Some cakes are dreamy. They transport you elsewhere just by breathing in the fragrance when they are baking. This one takes you to a balmy evening, in a large tent, in the middle of the desert, by a large fire. The scent reminds you of bavlava - nutty, intensified by the toasting of the almond, and enriched with the teasing of rose attar, achieved by rose extract or a very good rosewater. But instead of sticky nuts encased in layers of filo, it's a moist, dense, rich and fragrant cake that is not at all cloying.

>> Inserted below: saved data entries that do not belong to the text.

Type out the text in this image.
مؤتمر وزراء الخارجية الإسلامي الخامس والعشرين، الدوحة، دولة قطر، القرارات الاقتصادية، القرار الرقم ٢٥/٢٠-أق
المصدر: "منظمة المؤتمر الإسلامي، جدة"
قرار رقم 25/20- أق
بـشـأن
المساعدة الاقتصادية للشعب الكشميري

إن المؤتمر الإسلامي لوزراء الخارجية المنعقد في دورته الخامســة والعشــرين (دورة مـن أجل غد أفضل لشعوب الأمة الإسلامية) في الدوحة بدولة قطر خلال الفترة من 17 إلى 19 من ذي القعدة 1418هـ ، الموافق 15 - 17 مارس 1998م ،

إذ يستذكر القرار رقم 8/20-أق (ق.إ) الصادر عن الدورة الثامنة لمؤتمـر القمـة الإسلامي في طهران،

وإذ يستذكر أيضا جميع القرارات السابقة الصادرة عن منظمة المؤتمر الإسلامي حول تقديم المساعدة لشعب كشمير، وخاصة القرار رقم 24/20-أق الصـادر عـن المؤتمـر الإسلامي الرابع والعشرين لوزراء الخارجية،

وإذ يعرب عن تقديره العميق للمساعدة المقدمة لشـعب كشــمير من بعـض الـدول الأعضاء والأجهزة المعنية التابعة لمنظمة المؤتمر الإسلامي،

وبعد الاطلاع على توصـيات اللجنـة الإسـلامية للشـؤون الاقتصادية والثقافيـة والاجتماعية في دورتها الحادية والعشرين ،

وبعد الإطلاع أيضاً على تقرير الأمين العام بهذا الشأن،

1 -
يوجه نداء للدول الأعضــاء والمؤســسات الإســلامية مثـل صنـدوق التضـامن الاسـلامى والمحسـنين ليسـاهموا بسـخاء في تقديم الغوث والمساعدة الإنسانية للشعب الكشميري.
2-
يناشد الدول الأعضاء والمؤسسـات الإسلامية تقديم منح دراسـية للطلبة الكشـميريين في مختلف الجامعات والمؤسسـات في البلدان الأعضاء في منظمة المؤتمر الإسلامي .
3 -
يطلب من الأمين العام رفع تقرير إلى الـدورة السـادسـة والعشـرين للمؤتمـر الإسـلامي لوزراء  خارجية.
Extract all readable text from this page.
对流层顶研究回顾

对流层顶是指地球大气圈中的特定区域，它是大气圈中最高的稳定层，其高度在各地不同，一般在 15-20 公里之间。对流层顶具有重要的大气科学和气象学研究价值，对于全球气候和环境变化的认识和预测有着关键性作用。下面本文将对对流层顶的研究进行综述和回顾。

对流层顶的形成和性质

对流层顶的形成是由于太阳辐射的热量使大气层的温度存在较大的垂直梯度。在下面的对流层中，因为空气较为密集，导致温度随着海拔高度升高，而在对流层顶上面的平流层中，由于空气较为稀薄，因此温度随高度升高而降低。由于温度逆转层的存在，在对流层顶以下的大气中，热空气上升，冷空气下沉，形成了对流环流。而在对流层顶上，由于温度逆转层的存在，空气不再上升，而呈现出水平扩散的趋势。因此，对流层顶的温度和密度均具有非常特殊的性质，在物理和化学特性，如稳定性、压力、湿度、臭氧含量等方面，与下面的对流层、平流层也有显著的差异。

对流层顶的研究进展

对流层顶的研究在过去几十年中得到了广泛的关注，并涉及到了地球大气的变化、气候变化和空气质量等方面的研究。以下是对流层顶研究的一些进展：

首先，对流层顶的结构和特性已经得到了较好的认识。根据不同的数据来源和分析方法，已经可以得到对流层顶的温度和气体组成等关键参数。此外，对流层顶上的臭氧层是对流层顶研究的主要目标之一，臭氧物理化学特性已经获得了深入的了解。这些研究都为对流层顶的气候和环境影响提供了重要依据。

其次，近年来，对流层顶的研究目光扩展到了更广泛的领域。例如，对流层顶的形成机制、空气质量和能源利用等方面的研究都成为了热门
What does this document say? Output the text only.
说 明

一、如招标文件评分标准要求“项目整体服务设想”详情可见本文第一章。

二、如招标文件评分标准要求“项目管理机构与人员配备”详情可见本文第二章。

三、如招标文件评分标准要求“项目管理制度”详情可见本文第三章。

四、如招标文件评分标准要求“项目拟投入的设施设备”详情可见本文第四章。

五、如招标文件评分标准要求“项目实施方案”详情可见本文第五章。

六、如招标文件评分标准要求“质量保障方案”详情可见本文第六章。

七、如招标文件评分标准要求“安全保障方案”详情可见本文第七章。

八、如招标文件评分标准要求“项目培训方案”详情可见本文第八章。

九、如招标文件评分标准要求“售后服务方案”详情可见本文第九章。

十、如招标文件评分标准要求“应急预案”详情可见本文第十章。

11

Then you taste the raspberry - sweet, tart and bursting with ruby raspberry goodness and you think Turkish Delight without the chewy funky over the top taste. You close your eyes, dream of the bright starless skies of the desert and take another forkful, and another... and another...

Raspberry Almond Cake
250g butter
250g caster sugar
3 eggs
1 tsp rose extract (or rose water)
1 cup milk
2 TBSP yoghurt
100g almond - toasted
250g flour
2 tsp baking powder
pinch of salt
a pinch bicarbonate soda
a cup of raspberry

1. Preheat the oven to 175C.
2. Toast the almond and blitz in a food processor but not until it is too fine. Add a bit of flour to the food processor and blitz further so all the almond oil is absorb in the flour. Add the rest of the flour, bicarbonate soda, salt and baking powder together and blitz further.
3. Mix yoghurt and milk together. Set aside.
4.Beat butter and sugar until it is pale and fluffy.
5. Add egg one by one, beating well in between. Beat in the rose extract.
6. Fold in 1/3 of the flour, then half of the milk. Follow by another 1/3 of flour mix and then milk, ending with the rest of the flour mix.
7. Pour the batter into baking dish.
8. Add the raspberries to the cake and swirl it around.
9. Bake for 25 minutes or until a skewer used to test it come out clean.